With this series of posts, I want to share what I have learned about how the internet works from the perspective of a budding web developer. My focus will be on building a conceptual model of what actually happens when applications communicate with each other over networks. Some topics will be explored in more depth (HTTP) than others (ethernet) because a developer's influence is generally limited to how he or she utilizes the higher-level protocols. Below is a brief overview of the internet and a preview of what's to come in later posts.
At a fundamental level, a network is comprised of two or more devices that are connected in such a way that they can exchange data with each other. An example of this is when two devices are connected with a physical cable. Multiple computers in a home or office environment can communicate with each other with the use of a network bridging device such as a hub or switch, forming a local area network (LAN). The critical concept here is that the scope of communications is limited to devices that are connected to the network switch or hub, which imposes some geographic limitations (i.e. the range of your home Wi-Fi signal).
But we all know that the internet allows us to easily communicate with people on the other side of the planet. How does that happen? Routers are network devices that can route network traffic to other networks. In the context of a LAN, a router effectively acts as a gateway into and out of the network.
Cables + Rules = Internet?
The internet is essentially a network of networks, comprised of both physical infrastructure like the cables, switches and routers discussed above, as well as protocols that govern the exchange or transmission of data. To use an analogy, infrastructure is like the muscles in your body, handling the physical transmission of data in the form of electrical signals, light, or radio waves. The protocols are like your brain, in that they instruct the infrastructure on where and how to transmit that data. If we're missing one or the other, the data isn't getting very far.
To stretch this body analogy even further, the variety of communication conducted via the internet is so vast and complex that a single brain is not up the task of specifying the rules for every type of message. Instead, we have multiple protocols to address the different aspects of network communication. We also have multiple protocols to address the same aspect of network communication but in different ways, for different use cases.
You've probably heard of a number of these protocols: HTTP, FTP, IP, DNS, etc. The acronym soup can be dizzying but each of these protocols has a specific scope, or task in the overall context of networking.
Note: The internet != the web. Rather, the web is a service that can be accessed via the internet. Look for more on this in a later post on HTTP.
A Layered System
Understanding where each protocol fits into the overall scheme of networking can be daunting at first. Here, the Internet Protocol Suite, or "TCP/ IP" for short can be helpful in forming a mental model. From wikipedia:
The Internet protocol suite provides end-to-end data communication specifying how data should be packetized, addressed, transmitted, routed, and received.
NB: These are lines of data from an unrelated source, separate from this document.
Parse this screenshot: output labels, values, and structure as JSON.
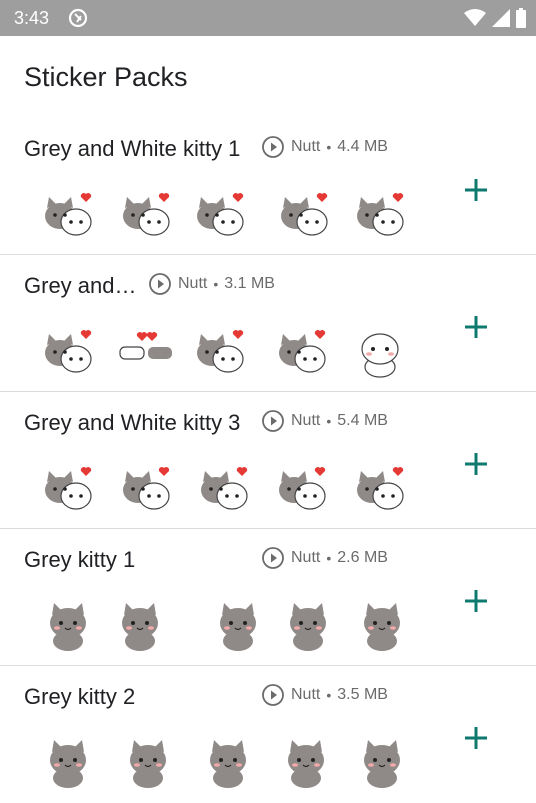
{
  "status_bar": {
    "time": "3:43"
  },
  "title": "Sticker Packs",
  "colors": {
    "accent": "#0e7a6d",
    "status_bar": "#9e9e9e",
    "meta_text": "#6b6b6b",
    "divider": "#dcdcdc"
  },
  "packs": [
    {
      "name": "Grey and White kitty 1",
      "author": "Nutt",
      "size": "4.4 MB",
      "animated": true
    },
    {
      "name": "Grey and…",
      "author": "Nutt",
      "size": "3.1 MB",
      "animated": true
    },
    {
      "name": "Grey and White kitty 3",
      "author": "Nutt",
      "size": "5.4 MB",
      "animated": true
    },
    {
      "name": "Grey kitty 1",
      "author": "Nutt",
      "size": "2.6 MB",
      "animated": true
    },
    {
      "name": "Grey kitty 2",
      "author": "Nutt",
      "size": "3.5 MB",
      "animated": true
    }
  ],
  "icons": {
    "status": [
      "notification-icon",
      "wifi-icon",
      "signal-icon",
      "battery-icon"
    ],
    "pack": [
      "play-icon",
      "add-icon"
    ]
  }
}
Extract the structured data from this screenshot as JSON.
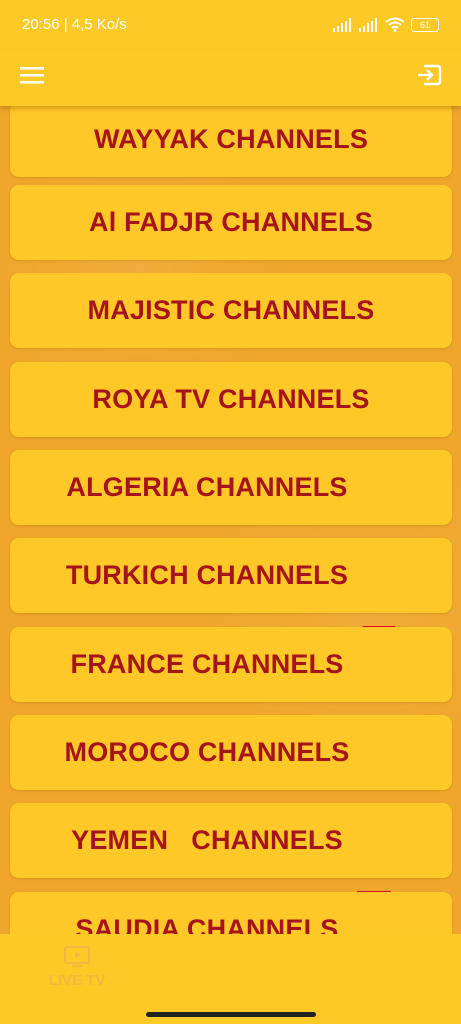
{
  "status": {
    "time_speed": "20:56 | 4,5 Ko/s",
    "battery": "61"
  },
  "appbar": {
    "menu_icon": "hamburger-menu-icon",
    "logout_icon": "logout-icon"
  },
  "channels": [
    {
      "label": "WAYYAK CHANNELS",
      "flag": ""
    },
    {
      "label": "Al FADJR CHANNELS",
      "flag": ""
    },
    {
      "label": "MAJISTIC CHANNELS",
      "flag": ""
    },
    {
      "label": "ROYA TV CHANNELS",
      "flag": ""
    },
    {
      "label": "ALGERIA CHANNELS",
      "flag": "algeria-flag-icon"
    },
    {
      "label": "TURKICH CHANNELS",
      "flag": "turkey-flag-icon"
    },
    {
      "label": "FRANCE CHANNELS",
      "flag": "france-flag-icon"
    },
    {
      "label": "MOROCO CHANNELS",
      "flag": "morocco-flag-icon"
    },
    {
      "label": "YEMEN   CHANNELS",
      "flag": "yemen-flag-icon"
    },
    {
      "label": "SAUDIA CHANNELS",
      "flag": "saudi-flag-icon"
    }
  ],
  "bottom_nav": {
    "label": "LIVE TV",
    "icon": "tv-play-icon"
  },
  "colors": {
    "appbar": "#fdc926",
    "background": "#efa62b",
    "card": "#fec828",
    "text": "#a5141b"
  }
}
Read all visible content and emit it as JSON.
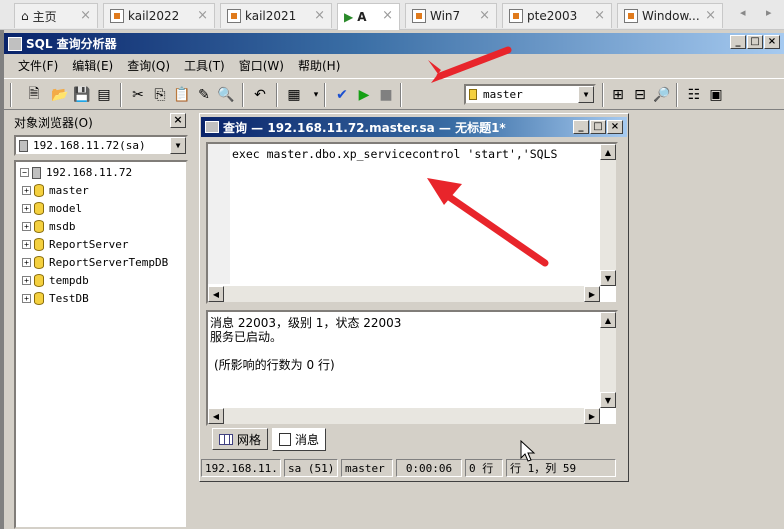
{
  "browser_tabs": [
    {
      "label": "主页"
    },
    {
      "label": "kail2022"
    },
    {
      "label": "kail2021"
    },
    {
      "label": "A"
    },
    {
      "label": "Win7"
    },
    {
      "label": "pte2003"
    },
    {
      "label": "Window..."
    }
  ],
  "app": {
    "title": "SQL 查询分析器",
    "min": "_",
    "max": "□",
    "close": "×"
  },
  "menu": [
    "文件(F)",
    "编辑(E)",
    "查询(Q)",
    "工具(T)",
    "窗口(W)",
    "帮助(H)"
  ],
  "toolbar": {
    "database": "master"
  },
  "object_browser": {
    "title": "对象浏览器(O)",
    "server_combo": "192.168.11.72(sa)",
    "server": "192.168.11.72",
    "databases": [
      "master",
      "model",
      "msdb",
      "ReportServer",
      "ReportServerTempDB",
      "tempdb",
      "TestDB"
    ]
  },
  "query_window": {
    "title": "查询 — 192.168.11.72.master.sa — 无标题1*",
    "code": "exec master.dbo.xp_servicecontrol 'start','SQLS",
    "results": [
      "消息 22003，级别 1，状态 22003",
      "服务已启动。",
      "",
      "(所影响的行数为 0 行)"
    ],
    "tabs": {
      "grid": "网格",
      "messages": "消息"
    },
    "status": {
      "server": "192.168.11.",
      "user": "sa (51)",
      "db": "master",
      "time": "0:00:06",
      "rows": "0 行",
      "position": "行 1，列 59"
    }
  },
  "colors": {
    "accent_arrow": "#e8252b",
    "title_start": "#0a246a",
    "title_end": "#a6caf0"
  }
}
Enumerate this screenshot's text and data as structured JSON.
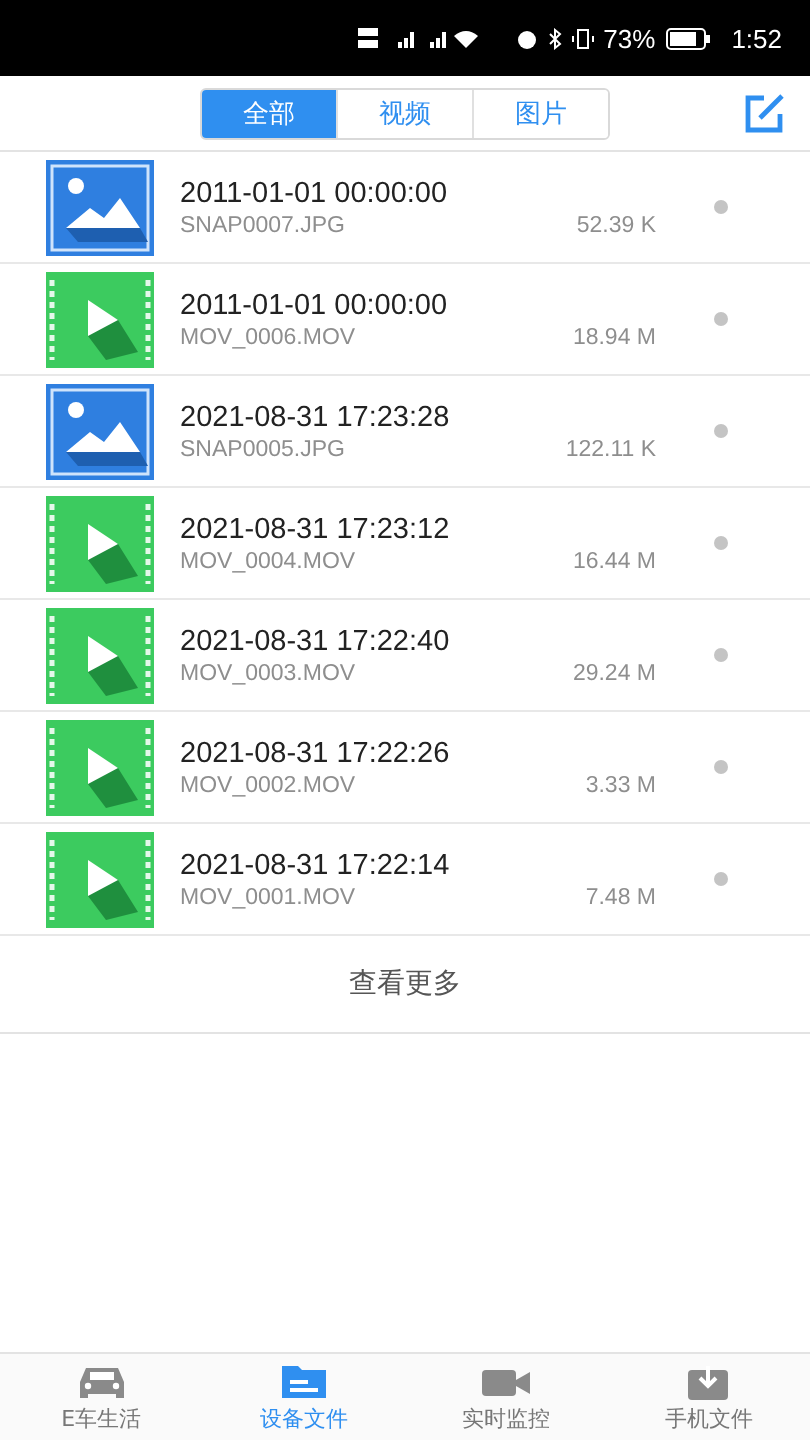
{
  "status_bar": {
    "battery": "73%",
    "time": "1:52"
  },
  "tabs": [
    {
      "label": "全部",
      "selected": true
    },
    {
      "label": "视频",
      "selected": false
    },
    {
      "label": "图片",
      "selected": false
    }
  ],
  "files": [
    {
      "kind": "image",
      "date": "2011-01-01 00:00:00",
      "name": "SNAP0007.JPG",
      "size": "52.39 K"
    },
    {
      "kind": "video",
      "date": "2011-01-01 00:00:00",
      "name": "MOV_0006.MOV",
      "size": "18.94 M"
    },
    {
      "kind": "image",
      "date": "2021-08-31 17:23:28",
      "name": "SNAP0005.JPG",
      "size": "122.11 K"
    },
    {
      "kind": "video",
      "date": "2021-08-31 17:23:12",
      "name": "MOV_0004.MOV",
      "size": "16.44 M"
    },
    {
      "kind": "video",
      "date": "2021-08-31 17:22:40",
      "name": "MOV_0003.MOV",
      "size": "29.24 M"
    },
    {
      "kind": "video",
      "date": "2021-08-31 17:22:26",
      "name": "MOV_0002.MOV",
      "size": "3.33 M"
    },
    {
      "kind": "video",
      "date": "2021-08-31 17:22:14",
      "name": "MOV_0001.MOV",
      "size": "7.48 M"
    }
  ],
  "more": "查看更多",
  "nav": [
    {
      "kind": "car",
      "label": "E车生活",
      "selected": false
    },
    {
      "kind": "folder",
      "label": "设备文件",
      "selected": true
    },
    {
      "kind": "camera",
      "label": "实时监控",
      "selected": false
    },
    {
      "kind": "phone",
      "label": "手机文件",
      "selected": false
    }
  ]
}
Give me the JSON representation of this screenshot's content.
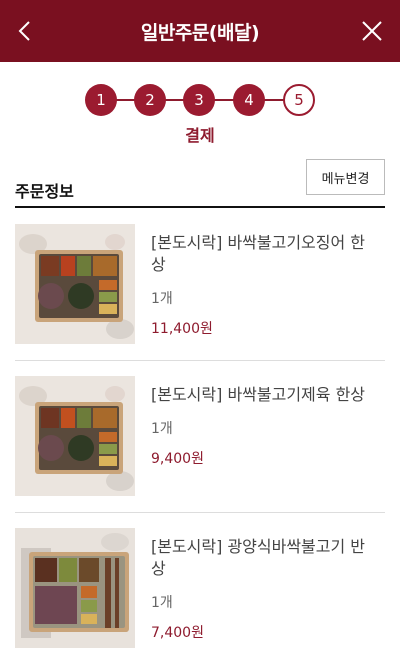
{
  "header": {
    "title": "일반주문(배달)"
  },
  "stepper": {
    "steps": [
      "1",
      "2",
      "3",
      "4",
      "5"
    ],
    "current_step": 5,
    "current_label": "결제"
  },
  "order_section": {
    "title": "주문정보",
    "change_menu_button": "메뉴변경"
  },
  "items": [
    {
      "name": "[본도시락] 바싹불고기오징어 한상",
      "qty": "1개",
      "price": "11,400원"
    },
    {
      "name": "[본도시락] 바싹불고기제육 한상",
      "qty": "1개",
      "price": "9,400원"
    },
    {
      "name": "[본도시락] 광양식바싹불고기 반상",
      "qty": "1개",
      "price": "7,400원"
    }
  ],
  "colors": {
    "brand": "#7a1020",
    "accent": "#9b1b30"
  }
}
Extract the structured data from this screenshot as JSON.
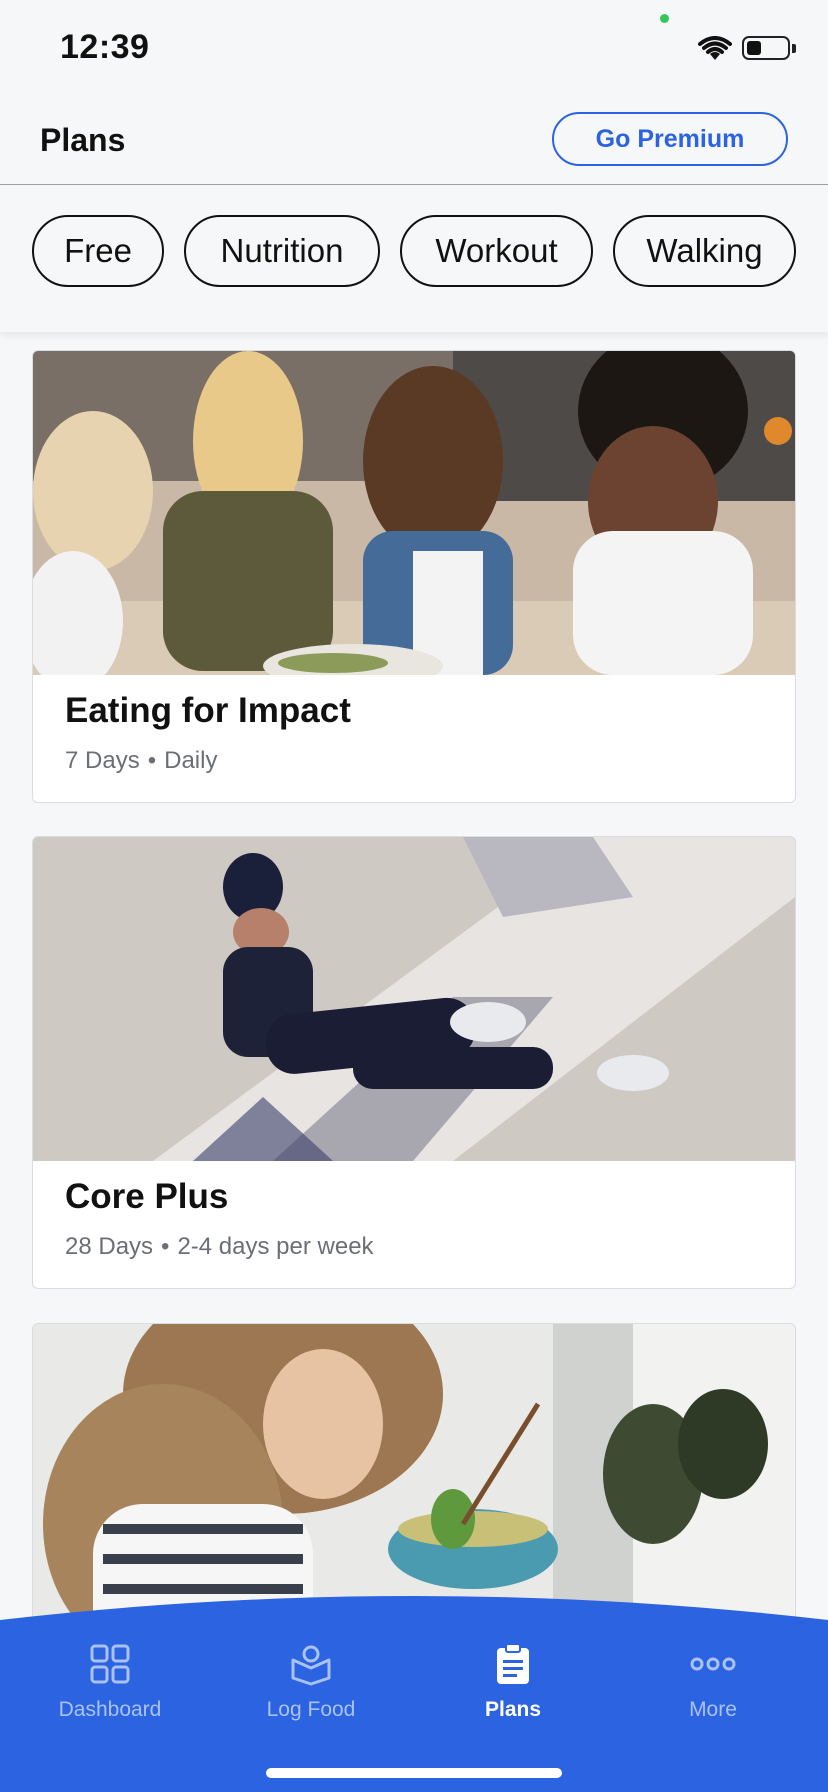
{
  "status_bar": {
    "time": "12:39"
  },
  "header": {
    "title": "Plans",
    "premium_label": "Go Premium"
  },
  "filters": [
    "Free",
    "Nutrition",
    "Workout",
    "Walking"
  ],
  "plans": [
    {
      "title": "Eating for Impact",
      "duration": "7 Days",
      "frequency": "Daily"
    },
    {
      "title": "Core Plus",
      "duration": "28 Days",
      "frequency": "2-4 days per week"
    }
  ],
  "nav": {
    "items": [
      {
        "label": "Dashboard",
        "icon": "dashboard-icon"
      },
      {
        "label": "Log Food",
        "icon": "log-food-icon"
      },
      {
        "label": "Plans",
        "icon": "plans-icon"
      },
      {
        "label": "More",
        "icon": "more-icon"
      }
    ],
    "active": "Plans"
  },
  "colors": {
    "accent": "#2b63e0",
    "nav_bg": "#2b63e0",
    "background": "#f6f7f8"
  }
}
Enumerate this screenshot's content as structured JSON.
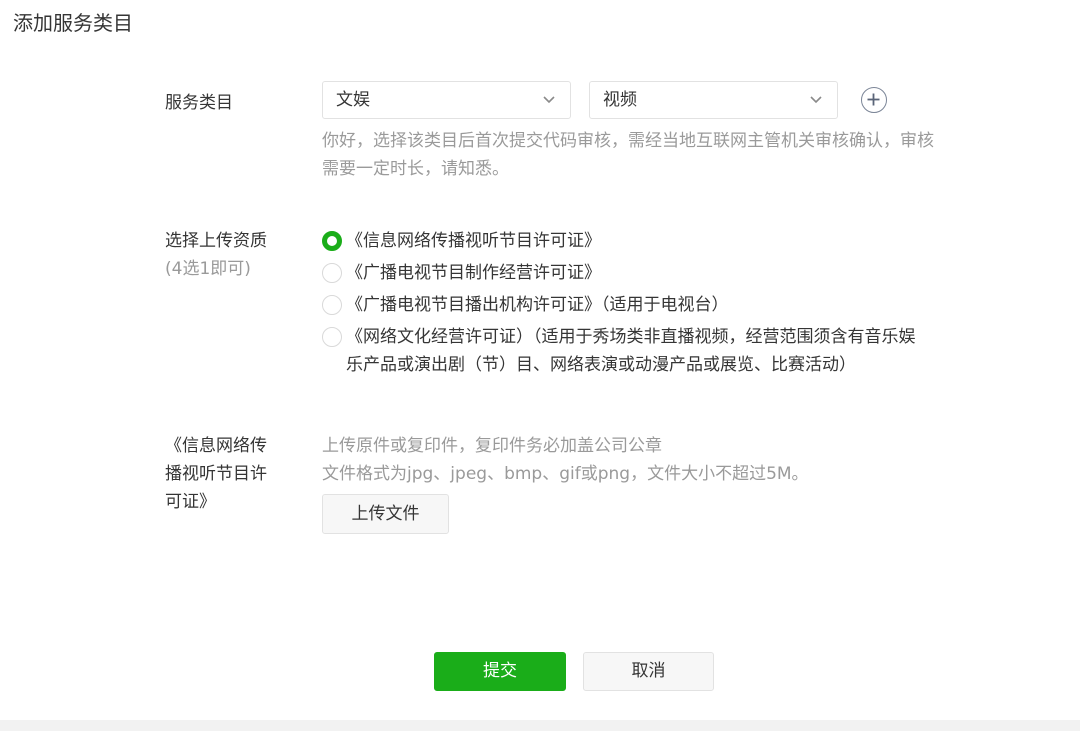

This functionality is organized into four abstraction layers, which classify all related protocols according to each protocol's scope of networking
- Application Layer: processes create user data and communicate this data to other applications (HTTP)
- Transport Layer: provides a channel for the communication needs of applications (TCP/ UDP)
- Internet Layer: exchanges data across network boundaries (IP)
- Link Layer: defines the networking methods within the scope of the local network (Ethernet)
Rather than laying out hard and fast rules, the TCP/ IP model is useful for gaining a broad-brush view of how a communication system works as a whole, and for modularizing different levels of responsibility within that system.
PDUs and Encapsulation
A Protocol Data Unit, or "PDU" for short, is a block of data transferred over a network. Each protocol refers to the PDU in its domain by a slightly different name. For example, IP transfers packets while TCP transfers segments. But the different names are not important at this point. In all cases, the concept is fairly straightforward: a PDU, regardless of which protocol we're working with, should contain at least a header and a data payload. The header contains protocol-specific metadata about the PDU. The data payload contains the data that we want to transport over the network.
At each level of our layered system, the data payload of a PDU consists of the entire PDU from the layer above. For example, the PDU generated at the transport layer becomes the data payload of the internet layer PDU. This is called encapsulation. The major benefit of this approach is that the different protocols do not have to understand how other protocols were implemented, rather lower level protocols simply provide a service to the protocol from the layer above.
At this point, we've built the scaffolding for our networking mental model. In future posts, I plan to do a deeper dive on each layer of the TCP/ IP model and the most relevant protocols therein. Thanks for reading!